Degree of OBsession is DEFINATELY a personal matter!

and....yes - we do this every trip _BUT _we don't go out every weekend!!! This Fall, we WILL be out 4 of 5 back-to-back wknds. I will clean, sweep, wipe down & clean out the interior but, other than tank emptying and basic tire checks/lug tightenting, I don't expect we will do much, if anything, with the exterior until we get home from the last trip.


----------



## jolarsen (Apr 10, 2006)

I think thats awsome, I use tire shine as well, I scrub my roof and treat it at min. 2 times a year. When I use tire shine I do the entire tire w/ exception of tread and I have done that some. Dont forget to use the shine on spare. Ok here goes a good one (I'm laughing cause I can imagine what you are all going to think of this one) I even clean my propane bottles and hitch.(How many eyes just rolled?) But hey I want it to look new as long as possible as Im sure most of us VERY PROUD Outbacker's do. Oh and dont forget to scrub you lil gutters clean too. Wow what a great website. So anyway get out there and clean those Outback's and goto the lake cause it will be time to winterize sooner than we realize. Take Care All


----------



## watervalleykampers (Jan 16, 2007)

OREGONCAMPIN said:


> OK... I have to ask.... you do this EVERY time you camp?
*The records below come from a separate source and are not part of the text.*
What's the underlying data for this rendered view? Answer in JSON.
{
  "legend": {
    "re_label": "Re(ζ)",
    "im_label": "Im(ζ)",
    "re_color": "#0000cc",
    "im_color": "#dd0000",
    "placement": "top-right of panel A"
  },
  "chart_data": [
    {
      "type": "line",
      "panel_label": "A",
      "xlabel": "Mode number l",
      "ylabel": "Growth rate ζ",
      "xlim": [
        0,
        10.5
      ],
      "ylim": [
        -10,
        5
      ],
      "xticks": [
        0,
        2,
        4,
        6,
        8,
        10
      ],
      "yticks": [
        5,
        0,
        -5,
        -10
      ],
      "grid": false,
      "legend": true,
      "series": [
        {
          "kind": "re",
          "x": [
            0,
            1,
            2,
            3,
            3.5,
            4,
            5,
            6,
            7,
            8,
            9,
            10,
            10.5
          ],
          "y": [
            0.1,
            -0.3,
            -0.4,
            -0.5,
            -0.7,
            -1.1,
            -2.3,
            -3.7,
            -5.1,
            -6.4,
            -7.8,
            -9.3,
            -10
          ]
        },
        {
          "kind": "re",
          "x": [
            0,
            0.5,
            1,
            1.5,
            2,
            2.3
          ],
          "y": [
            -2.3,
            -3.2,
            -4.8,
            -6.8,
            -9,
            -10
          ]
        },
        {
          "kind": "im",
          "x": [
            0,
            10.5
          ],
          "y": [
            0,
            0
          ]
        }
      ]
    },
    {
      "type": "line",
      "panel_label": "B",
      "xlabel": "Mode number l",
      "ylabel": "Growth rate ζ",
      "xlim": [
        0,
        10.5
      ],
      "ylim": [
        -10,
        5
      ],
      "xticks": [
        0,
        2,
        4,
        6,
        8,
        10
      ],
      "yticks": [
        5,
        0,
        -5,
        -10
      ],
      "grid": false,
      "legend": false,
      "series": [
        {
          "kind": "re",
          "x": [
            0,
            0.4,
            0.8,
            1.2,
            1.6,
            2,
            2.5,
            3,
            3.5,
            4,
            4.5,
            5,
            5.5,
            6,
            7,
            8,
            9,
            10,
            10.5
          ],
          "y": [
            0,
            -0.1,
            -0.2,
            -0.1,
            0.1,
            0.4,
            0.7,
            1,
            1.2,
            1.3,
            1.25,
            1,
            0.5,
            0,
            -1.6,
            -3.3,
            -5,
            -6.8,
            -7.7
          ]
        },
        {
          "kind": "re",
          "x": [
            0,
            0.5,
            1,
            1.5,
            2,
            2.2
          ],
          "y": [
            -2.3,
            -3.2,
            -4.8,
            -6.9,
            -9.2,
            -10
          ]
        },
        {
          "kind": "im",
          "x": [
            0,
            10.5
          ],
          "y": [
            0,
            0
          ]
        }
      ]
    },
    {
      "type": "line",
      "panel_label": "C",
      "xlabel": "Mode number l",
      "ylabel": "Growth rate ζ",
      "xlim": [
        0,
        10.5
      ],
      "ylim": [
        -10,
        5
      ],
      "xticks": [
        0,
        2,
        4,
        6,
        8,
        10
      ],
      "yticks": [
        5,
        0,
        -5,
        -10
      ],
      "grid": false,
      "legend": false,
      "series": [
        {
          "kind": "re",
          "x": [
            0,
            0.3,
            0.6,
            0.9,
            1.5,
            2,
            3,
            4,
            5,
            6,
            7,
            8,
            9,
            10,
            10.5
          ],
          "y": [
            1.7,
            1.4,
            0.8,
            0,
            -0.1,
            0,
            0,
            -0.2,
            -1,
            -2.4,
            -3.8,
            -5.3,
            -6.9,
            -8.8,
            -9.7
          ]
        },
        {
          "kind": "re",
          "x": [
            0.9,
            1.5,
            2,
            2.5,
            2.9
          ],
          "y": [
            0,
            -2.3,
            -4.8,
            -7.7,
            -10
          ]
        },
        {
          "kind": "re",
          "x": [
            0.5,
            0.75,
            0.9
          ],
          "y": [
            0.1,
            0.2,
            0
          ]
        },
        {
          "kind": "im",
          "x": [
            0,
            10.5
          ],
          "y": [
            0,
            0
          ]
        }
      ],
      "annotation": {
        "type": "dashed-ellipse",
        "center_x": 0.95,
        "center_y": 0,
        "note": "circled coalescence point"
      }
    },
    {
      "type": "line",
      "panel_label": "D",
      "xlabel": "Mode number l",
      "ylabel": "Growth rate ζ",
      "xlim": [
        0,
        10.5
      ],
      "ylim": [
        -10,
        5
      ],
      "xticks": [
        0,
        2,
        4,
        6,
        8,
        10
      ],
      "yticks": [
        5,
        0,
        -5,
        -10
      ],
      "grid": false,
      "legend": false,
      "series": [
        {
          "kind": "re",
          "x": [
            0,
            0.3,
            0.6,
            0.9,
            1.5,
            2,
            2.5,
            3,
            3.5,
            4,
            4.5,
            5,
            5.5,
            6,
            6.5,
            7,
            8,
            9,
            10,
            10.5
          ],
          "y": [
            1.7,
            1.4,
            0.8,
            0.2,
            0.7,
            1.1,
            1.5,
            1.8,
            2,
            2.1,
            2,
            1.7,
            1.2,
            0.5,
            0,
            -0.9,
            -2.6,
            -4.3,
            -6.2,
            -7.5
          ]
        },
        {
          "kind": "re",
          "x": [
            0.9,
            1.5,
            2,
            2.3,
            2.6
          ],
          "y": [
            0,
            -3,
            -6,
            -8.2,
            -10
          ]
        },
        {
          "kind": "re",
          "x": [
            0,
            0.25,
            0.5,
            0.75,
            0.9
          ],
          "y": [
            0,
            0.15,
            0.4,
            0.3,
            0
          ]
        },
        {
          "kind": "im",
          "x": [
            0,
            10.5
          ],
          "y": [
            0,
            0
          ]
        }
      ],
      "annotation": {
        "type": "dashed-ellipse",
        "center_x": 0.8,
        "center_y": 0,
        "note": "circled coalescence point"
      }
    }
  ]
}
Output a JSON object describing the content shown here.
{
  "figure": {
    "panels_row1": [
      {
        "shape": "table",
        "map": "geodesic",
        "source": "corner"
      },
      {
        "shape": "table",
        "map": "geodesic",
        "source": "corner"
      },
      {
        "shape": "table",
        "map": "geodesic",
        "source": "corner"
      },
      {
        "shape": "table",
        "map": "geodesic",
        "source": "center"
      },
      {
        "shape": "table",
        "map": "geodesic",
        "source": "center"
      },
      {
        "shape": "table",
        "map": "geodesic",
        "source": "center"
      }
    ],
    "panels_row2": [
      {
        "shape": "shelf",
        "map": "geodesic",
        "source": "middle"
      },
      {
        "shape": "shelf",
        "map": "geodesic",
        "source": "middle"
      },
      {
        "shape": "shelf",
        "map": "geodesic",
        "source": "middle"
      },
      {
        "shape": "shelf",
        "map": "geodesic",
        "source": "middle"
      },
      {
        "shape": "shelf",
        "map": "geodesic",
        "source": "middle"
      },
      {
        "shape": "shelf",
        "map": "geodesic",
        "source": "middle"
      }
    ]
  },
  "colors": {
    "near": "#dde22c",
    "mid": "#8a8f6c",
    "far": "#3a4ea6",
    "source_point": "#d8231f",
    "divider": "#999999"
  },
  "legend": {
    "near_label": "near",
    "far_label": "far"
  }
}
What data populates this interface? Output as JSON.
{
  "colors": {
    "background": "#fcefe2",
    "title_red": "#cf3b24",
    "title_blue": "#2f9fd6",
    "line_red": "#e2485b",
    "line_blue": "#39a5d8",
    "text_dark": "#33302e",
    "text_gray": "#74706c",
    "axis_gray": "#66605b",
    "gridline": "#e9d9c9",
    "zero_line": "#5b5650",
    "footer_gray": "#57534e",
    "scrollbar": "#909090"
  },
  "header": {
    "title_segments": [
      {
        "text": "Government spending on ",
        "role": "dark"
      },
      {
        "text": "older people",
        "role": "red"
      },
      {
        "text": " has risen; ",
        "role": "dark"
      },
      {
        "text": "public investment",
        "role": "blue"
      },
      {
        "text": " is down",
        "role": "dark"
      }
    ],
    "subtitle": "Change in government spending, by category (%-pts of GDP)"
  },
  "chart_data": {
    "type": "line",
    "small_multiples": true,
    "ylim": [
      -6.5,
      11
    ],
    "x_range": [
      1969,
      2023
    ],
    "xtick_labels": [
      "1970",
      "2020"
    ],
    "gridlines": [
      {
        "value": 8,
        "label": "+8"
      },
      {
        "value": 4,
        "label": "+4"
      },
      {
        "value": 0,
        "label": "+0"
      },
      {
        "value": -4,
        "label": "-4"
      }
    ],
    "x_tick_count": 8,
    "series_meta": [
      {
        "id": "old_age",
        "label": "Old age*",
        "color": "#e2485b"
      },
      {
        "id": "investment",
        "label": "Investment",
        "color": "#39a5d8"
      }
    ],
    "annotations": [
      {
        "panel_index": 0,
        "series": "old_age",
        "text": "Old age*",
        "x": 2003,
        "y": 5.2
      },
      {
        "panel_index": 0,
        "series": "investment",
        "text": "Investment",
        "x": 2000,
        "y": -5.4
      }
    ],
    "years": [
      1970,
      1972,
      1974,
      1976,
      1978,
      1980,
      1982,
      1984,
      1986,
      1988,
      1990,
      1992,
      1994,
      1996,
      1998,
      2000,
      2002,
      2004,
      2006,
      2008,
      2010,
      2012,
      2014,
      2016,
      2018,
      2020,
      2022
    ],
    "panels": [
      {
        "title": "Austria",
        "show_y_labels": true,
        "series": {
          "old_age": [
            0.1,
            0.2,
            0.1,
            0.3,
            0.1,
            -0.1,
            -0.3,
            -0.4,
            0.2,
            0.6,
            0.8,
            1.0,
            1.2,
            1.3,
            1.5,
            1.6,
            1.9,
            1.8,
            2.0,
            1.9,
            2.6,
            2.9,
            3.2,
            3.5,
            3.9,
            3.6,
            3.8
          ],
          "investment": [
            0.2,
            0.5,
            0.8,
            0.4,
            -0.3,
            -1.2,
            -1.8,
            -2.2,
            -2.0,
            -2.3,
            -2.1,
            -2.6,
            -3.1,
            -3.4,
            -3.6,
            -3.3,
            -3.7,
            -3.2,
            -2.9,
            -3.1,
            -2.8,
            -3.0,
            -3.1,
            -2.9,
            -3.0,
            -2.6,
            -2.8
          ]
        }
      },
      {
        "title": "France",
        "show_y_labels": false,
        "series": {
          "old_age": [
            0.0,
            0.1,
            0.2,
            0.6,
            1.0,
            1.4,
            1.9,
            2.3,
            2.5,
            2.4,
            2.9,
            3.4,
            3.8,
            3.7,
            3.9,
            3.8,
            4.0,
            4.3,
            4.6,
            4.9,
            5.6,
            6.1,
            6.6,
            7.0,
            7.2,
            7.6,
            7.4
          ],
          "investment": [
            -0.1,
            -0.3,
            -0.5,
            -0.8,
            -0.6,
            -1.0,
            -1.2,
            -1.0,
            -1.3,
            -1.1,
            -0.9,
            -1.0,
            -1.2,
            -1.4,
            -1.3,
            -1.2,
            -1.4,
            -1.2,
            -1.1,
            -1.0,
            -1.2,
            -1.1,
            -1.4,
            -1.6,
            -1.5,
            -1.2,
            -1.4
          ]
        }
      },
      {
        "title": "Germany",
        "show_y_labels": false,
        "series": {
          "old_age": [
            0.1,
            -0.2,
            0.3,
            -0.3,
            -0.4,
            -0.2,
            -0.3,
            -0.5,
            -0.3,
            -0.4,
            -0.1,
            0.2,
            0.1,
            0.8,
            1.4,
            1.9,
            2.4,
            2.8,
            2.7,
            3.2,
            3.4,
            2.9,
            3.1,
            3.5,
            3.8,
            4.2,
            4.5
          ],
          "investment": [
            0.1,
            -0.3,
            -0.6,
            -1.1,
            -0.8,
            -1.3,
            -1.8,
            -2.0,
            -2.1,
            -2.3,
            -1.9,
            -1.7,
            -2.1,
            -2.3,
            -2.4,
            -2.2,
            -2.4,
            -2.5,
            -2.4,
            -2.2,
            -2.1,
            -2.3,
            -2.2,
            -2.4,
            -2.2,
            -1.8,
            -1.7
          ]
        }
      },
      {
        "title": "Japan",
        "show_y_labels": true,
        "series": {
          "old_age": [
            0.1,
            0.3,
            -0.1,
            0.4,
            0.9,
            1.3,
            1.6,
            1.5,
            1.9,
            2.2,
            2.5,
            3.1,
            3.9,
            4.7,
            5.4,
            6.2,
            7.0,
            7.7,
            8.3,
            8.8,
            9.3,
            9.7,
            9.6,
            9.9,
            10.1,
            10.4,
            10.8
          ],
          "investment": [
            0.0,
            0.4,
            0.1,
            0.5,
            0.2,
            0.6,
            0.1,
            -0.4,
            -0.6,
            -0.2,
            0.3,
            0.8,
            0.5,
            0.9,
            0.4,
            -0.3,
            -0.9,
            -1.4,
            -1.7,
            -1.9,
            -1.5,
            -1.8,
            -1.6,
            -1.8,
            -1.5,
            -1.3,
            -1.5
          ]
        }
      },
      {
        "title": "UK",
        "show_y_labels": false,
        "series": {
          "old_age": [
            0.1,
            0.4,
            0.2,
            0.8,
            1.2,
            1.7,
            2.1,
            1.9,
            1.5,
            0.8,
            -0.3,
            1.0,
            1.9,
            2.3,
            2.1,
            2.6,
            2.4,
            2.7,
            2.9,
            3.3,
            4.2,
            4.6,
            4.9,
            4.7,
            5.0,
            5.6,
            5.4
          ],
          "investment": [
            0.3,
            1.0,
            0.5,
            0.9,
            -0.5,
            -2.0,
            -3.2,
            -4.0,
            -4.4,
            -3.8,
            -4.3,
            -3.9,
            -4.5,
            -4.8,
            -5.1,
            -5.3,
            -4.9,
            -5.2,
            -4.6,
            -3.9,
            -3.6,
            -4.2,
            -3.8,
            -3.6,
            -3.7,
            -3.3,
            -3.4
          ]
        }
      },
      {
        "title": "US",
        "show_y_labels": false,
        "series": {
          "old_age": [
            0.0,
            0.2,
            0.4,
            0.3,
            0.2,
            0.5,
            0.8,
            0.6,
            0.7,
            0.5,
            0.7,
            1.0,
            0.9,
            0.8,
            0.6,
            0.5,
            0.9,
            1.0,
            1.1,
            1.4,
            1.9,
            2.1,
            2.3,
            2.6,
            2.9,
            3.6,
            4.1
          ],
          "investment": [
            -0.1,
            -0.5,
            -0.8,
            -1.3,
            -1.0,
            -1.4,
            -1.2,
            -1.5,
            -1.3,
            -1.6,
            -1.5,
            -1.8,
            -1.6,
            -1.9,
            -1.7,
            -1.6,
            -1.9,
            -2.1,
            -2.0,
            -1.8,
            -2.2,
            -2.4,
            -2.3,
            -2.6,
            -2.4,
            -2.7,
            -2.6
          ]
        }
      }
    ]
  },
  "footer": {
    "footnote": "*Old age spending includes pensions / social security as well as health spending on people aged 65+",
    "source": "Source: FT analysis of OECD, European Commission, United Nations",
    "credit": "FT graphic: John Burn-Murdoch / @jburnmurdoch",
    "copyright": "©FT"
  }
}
I mean REALLY? We camp almost every weekend and while we do dump tanks, rinse out all of the sinks, sweep the floors and wipe off all of the counter tops, we do not clean the entire rolling house EVERY time we use it. I do make sure I stop once a month, give her a bath, vacuum her out and do a good scrub on the floors and cabinets..... is that enough or should I really be doing this every time she goes out? Am I not OBsessed enough?


Yep, I really do this every time we camp; however we are not lucky enough to be able to camp every weekend. (I wish!!) We've only been able to get out a couple times a month since May. I don't know if I'd do it to the same extent if we went out every weekend.

Oh, and I don't clean the outside of the OB every time we go out. I've only done it twice all summer. Soon it will be time to winterize...this is Alberta after all...and then the outside will get a good cleaning before the snow flies.

Cheryl


----------



## Nathan (Jan 2, 2007)

Only got to wash it every other trip this year with the little ones. However, when we do long trips, I clean the front cap a couple times during the trip to reduce the bug mess.








Haven't done it with the OB yet, but the waterless cleaner and dryer sheets are already packed. That and a little water and the OB stays relatively clean on the road.


----------